In another context, informal slates of candidates running for multi-member board positions will now be able to get coordinated support from a single continuing committee that isn’t limited to a ceiling on in-kind contributions. Prominent people on such committees will no longer have to worry about having to pretend to make “independent expenditures” that aren’t coordinated with their candidates. All candidates for the St. Louis Board of Education and supporters such as Mayor Francis Slay and the Teachers Union will be able to breathe a sigh of relief next time around. One also wonders whether the Missouri Ethics Commission will become even more lenient (if that’s possible) with violators of the current law, when the prohibited activity is about to become legal.
Other provisions in the bill:
Candidates for statewide office and the legislature will be required to file campaign reports electronically, regardless of funding level. This is good for public disclosure of information and will eliminate the abusive practice of filing campaign reports on dark paper that is difficult to copy legibly. However, the provision may be a hardship for computer-unsavvy candidates, which has class and racial implications, and may also discourage recruitment of token candidates in districts where chances of election are minimal. On balance, requiring candidates for state rep to file electronically is probably a bad idea.
One specific exemption to the prohibition against monetary contributions by party committees (which seems redundant under the definitions) allows candidate committees to donate to other committees, including other candidate committees. This reaffirms that the long-standing practice of powerful candidates who raise more than needed funding the campaigns of fellow party members who don’t appeal to those contributors.
The law doubles the advance time (from 30 days to 60) that a “continuing committee” must be formed prior to an election in which it makes contributions or expenditures. This worsens a law which the Oracle has always thought to be an unconstitutional infringement of freedom of speech.
The bill clumsily attempts to reduce the threshold for the special filing requirement disclosing last minute independent expenditures by Missouri PACs from $500 to $250 (the threshold that already applies to out-of-state committees). The reduction in threshold is meaningless because the change in amount was made only to clause describing the report and not the clause defining the circumstances for which the report is required. However, the clause did successfully shorten the filing period from 48 hours to 24 hours.

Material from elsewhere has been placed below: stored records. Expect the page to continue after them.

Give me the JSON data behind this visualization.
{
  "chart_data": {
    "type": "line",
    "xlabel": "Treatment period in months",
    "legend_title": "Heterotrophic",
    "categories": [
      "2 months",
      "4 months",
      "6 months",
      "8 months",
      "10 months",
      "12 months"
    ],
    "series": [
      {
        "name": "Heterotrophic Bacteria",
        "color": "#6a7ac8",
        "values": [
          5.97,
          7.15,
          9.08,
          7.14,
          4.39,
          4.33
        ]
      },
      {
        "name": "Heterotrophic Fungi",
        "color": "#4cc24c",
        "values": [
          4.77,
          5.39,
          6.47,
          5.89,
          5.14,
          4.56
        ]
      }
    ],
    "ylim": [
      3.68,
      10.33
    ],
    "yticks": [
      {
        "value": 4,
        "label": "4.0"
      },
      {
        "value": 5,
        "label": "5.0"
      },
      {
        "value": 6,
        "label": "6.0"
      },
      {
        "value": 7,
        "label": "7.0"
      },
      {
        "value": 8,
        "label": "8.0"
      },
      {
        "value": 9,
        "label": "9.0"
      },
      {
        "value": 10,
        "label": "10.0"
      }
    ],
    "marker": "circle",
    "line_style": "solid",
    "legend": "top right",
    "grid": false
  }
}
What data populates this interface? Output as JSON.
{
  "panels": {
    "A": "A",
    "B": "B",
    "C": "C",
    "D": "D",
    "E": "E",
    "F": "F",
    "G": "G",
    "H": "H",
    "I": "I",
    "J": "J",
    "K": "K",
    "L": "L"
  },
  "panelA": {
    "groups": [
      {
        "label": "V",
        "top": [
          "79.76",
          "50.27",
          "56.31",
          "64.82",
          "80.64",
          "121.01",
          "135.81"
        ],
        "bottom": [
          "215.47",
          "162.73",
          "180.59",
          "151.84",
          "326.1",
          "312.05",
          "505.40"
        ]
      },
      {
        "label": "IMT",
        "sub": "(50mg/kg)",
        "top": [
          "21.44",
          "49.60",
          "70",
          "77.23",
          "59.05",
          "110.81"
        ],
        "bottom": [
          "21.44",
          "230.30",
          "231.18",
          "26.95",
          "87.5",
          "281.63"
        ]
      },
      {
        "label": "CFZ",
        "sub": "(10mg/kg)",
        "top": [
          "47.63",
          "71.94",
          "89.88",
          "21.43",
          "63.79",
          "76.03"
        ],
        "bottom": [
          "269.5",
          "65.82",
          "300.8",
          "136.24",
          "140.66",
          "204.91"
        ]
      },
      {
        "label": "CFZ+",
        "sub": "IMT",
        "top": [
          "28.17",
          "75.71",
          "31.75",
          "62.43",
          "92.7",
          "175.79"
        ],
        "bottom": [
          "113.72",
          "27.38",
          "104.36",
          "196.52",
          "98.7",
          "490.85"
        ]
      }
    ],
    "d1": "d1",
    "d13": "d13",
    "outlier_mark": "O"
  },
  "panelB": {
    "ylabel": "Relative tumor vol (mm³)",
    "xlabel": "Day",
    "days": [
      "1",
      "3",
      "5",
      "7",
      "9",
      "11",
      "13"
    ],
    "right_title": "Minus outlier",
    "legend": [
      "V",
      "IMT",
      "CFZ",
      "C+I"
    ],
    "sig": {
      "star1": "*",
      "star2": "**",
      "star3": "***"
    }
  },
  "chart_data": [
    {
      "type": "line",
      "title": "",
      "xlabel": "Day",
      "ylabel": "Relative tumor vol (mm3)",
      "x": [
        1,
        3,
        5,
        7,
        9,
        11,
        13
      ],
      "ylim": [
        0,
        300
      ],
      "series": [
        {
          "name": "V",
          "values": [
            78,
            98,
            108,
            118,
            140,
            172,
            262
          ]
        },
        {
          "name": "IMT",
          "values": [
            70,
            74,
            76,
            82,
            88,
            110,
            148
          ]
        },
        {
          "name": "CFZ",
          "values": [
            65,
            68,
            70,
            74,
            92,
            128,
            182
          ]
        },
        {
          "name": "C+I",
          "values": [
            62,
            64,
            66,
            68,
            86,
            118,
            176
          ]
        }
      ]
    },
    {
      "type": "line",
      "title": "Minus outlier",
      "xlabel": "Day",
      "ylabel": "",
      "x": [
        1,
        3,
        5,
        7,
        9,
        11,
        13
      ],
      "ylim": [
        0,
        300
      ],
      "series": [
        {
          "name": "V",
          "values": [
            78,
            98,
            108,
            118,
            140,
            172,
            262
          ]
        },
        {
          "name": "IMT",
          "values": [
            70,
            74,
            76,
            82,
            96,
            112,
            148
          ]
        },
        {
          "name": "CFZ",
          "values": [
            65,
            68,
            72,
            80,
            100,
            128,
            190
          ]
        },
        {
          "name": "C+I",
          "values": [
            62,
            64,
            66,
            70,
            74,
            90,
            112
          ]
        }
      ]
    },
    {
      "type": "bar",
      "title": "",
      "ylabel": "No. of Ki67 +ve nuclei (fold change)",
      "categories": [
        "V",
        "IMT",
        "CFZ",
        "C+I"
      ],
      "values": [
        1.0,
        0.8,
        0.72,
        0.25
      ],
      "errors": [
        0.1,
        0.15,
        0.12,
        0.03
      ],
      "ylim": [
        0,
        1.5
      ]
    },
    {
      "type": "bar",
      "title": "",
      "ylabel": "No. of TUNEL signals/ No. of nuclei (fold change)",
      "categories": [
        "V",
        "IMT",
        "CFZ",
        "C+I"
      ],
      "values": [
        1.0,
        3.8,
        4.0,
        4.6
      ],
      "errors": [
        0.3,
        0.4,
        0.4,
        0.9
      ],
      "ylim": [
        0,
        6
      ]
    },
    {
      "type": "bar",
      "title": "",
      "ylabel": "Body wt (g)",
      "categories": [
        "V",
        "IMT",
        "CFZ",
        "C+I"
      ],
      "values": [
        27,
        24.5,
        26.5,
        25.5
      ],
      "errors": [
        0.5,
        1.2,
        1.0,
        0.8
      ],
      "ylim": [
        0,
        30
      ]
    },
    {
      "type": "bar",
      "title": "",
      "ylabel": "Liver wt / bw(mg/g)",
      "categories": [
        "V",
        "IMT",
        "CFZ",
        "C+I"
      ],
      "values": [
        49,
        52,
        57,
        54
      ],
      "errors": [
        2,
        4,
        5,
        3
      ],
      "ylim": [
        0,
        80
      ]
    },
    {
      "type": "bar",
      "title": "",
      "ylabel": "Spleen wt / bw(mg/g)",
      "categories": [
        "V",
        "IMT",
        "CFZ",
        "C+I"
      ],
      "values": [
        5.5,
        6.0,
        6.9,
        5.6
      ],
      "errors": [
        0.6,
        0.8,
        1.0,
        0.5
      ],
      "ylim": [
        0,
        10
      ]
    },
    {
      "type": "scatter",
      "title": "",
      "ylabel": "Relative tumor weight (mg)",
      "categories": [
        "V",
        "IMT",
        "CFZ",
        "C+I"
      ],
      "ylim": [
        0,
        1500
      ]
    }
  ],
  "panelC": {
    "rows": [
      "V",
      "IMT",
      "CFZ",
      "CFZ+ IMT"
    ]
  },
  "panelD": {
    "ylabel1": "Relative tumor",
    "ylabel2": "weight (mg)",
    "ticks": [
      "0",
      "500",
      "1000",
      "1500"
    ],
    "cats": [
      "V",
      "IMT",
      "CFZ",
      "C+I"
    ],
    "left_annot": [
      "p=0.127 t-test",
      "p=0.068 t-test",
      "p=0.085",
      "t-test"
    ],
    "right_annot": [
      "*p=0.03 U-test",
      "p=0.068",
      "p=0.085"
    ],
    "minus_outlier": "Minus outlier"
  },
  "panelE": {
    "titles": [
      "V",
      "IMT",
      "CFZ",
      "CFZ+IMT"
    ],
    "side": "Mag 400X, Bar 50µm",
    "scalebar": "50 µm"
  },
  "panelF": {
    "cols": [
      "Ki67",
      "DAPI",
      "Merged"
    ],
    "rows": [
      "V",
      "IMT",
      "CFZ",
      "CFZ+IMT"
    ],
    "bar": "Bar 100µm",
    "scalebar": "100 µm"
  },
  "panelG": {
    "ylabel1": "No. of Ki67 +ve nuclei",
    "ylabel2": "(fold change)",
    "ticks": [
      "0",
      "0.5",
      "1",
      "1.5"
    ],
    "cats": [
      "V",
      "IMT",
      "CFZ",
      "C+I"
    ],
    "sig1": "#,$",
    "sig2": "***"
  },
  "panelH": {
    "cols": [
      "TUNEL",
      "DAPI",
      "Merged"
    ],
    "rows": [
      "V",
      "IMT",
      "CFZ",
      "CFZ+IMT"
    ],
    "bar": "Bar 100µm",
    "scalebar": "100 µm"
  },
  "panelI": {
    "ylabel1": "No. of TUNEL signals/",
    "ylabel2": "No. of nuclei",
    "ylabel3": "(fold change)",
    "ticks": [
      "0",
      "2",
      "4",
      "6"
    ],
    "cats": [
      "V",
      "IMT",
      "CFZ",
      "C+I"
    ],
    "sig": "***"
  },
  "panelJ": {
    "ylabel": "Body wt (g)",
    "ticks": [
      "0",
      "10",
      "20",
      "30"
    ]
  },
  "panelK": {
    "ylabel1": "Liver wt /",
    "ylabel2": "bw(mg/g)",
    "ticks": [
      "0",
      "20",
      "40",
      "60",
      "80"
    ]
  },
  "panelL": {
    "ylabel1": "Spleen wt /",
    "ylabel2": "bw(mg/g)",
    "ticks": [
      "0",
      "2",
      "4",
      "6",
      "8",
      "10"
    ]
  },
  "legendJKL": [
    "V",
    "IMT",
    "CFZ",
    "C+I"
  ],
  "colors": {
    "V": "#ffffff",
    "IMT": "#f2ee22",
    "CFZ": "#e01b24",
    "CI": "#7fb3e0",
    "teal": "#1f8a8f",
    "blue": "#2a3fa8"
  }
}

Last minute “hit and run” ethics complaints are addressed by another poorly worded provision prohibiting the Missouri Ethics Commission from accepting complaints within 15 days before the election at which “such candidate” is running for office. It is unclear whether the term “such candidate” refers to the filer or target of the complaint. (For example, does the prohibition apply to a complaint against a candidate filed by a citizen who isn’t a candidate, and does it apply to a candidate filing a complaint concerning a ballot measure at the same election?) The provision also mysteriously seems not to apply to special elections.
2 Comments:
Oracle,
Kudos on an excellent breakdown on the implications of the new law.